Climax features a DTS-HD Master Audio 5.1 mix ostensibly in French, though English creeps into the proceedings at a number of junctures. This release seems to have two sets of subtitles, for those who keep track of such things: there's one set that is forced, and which translates a lot of the on screen French into English, but there are additional optional English subtitles that seem to be mostly for SDH type additions as well as some off screen voices. All of this said, the film has pretty much non-stop music thumping through the background, with source cues that can be quite forceful and immersive at times. Dialogue is generally rendered cleanly and clearly, though can occasionally be slightly masked by the sheer cacophony of the room where everything takes place.
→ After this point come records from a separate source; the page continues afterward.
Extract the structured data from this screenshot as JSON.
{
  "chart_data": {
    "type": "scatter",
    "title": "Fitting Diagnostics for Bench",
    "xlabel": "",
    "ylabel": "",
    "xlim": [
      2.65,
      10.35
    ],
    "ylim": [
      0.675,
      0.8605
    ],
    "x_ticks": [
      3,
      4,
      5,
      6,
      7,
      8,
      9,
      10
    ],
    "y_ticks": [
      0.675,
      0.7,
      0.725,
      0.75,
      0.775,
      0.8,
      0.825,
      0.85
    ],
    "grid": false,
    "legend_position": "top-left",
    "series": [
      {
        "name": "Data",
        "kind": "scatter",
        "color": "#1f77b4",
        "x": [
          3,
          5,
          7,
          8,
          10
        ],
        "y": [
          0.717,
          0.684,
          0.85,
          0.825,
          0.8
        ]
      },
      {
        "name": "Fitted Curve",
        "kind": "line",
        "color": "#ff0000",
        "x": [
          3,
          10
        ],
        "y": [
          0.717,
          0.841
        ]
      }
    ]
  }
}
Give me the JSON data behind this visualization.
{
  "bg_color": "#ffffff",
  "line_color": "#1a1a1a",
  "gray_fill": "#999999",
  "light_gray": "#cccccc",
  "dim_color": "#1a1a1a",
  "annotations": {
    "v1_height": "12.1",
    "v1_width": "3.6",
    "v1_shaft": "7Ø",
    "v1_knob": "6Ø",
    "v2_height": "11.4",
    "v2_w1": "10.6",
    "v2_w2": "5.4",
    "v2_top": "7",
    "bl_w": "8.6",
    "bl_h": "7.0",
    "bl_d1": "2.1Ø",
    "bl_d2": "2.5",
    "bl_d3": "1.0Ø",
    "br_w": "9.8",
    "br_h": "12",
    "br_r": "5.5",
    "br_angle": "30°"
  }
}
Climax begins with the odd "combo platter" of synth laden Satie and a perhaps mortally wounded individual making a snow angel, and then it segues cheekily right to its closing credits, before "starting over" and getting the actual story underway. Even that brief summary of the film's opening couple of minutes should suffice to at least hint at the weirdness Noé offers here. I'm frankly not sure if this makes even one whit of sense, but Climax is visually and aurally alluring and may in fact cause inadvertent flashbacks for those who lived through the sixties but, per the maxim about that decade, having really been there don't remember a thing. Noé fans will almost certainly like this odd film, and while this is another in Lionsgate's expanding set of BD-R releases, technical merits are generally strong.